This November, Oregon voters may decide whether to tie up their state with more red tape. Initiative Petition 52, also known as the Oregon Employment Protection Act, seeks to force all businesses to use a federal database called E‑Verify to check the identities of all new hires with the goal of excluding illegal immigrants from the job market.

E‑Verify has been an expensive failure in other states. Oregon should learn from those mistakes.

According to Oregonians for Immigration Reform, mandated E‑Verify “is a necessary step in preserving job opportunities for citizens and legal immigrants.” That’s an expensive fantasy. In reality, E‑Verify is like a Department of Motor Vehicles for the labor market, whereby workers will have to get government permission to work and employers to hire. If mandated, new hires would have to hand over their identity information to prospective employers, who then run it through the E‑Verify system.

The system is also difficult to use. E‑Verify’s supporters won’t tell you that it requires an employer to read and understand an 88-page government manual to properly run it. Oregon business owners have more important things to do than read another government manual telling them how to run their companies and how to handle their employees’ sensitive private information.

Worse than the privacy intrusion and red tape, E‑Verify would deny a small percentage of legal Oregonians a job. According to the most recent audit of E‑Verify, anywhere from 0.3 percent to 0.7 percent of all E‑Verify searches erroneously flagged legal workers as illegal. Those numbers may look small, but if the 2.35 million Oregonians in the workforce were run through E‑Verify then 7,000 to 16,500 would be initially denied a job due to errors in the system. That’s a high price to pay for forcing an estimated 120,000 illegal immigrants out of the state.

On top of that, E‑Verify doesn’t nullify the wage magnet that attracts illegal immigrants in the first place. Arizona, Alabama, Mississippi and South Carolina have mandated E‑Verify for all workers and the results are dismal. For example, Mexican immigrants receive a 253 percent wage bump by coming to the United States. Switching off the job magnet requires lowering that economic gain enough so that the costs of immigrating to the United States are at least as great as the benefits. In Arizona E‑Verify lowered that wage gain to 240 percent, barely diminishing the magnet.

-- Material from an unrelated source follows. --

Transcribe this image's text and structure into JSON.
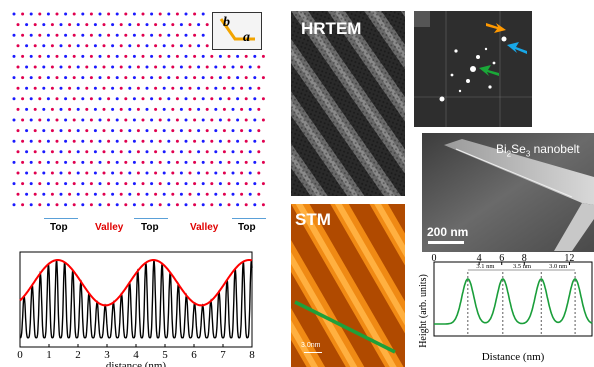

E‑Verify fails to turn off the jobs magnet for many reasons. The first is that states with mandates for all new hires don’t enforce it. In 2014, only 58 percent of all new hires were even run through the system in Arizona — and that was the highest rate among the states! The use rates for businesses in Mississippi, Alabama and South Carolina were 44 percent, 56 percent and 54 percent, respectively.

The second reason E‑Verify is such a failure is that it only identifies a bare majority of illegal immigrants who are actually run through the system, according to some recent audits. The availability of fake or stolen IDs, off-the-books illegal hiring and other paperwork schemes make E‑Verify an ineffective mess.

Even with all of those problems, E‑Verify did decrease the illegal immigrant population in those states somewhat. Economists at the Public Policy Institute of California estimate that E‑Verify in Arizona decreased the number of illegal immigrants by 17 percent in the state with nearly the same amount leaving due to the poor economy.

Alabama, South Carolina and Mississippi had a 12 percent decrease in the number of undocumented immigrants after they mandated E‑Verify — but only some of those can be blamed on the system. If the same percentage of illegal immigrants left those states because of E‑Verify as did in Arizona, E‑Verify decreased their numbers by 5 percent in those states. Those results are not worth an intrusive new government regulation.

E‑Verify is an ineffective and expensive government regulation that will do more harm than good. Illegal immigration is a problem, but flawed systems like E‑Verify are not the answer.

Oregonians should learn from the experiences of other states and reject mandated E‑Verify.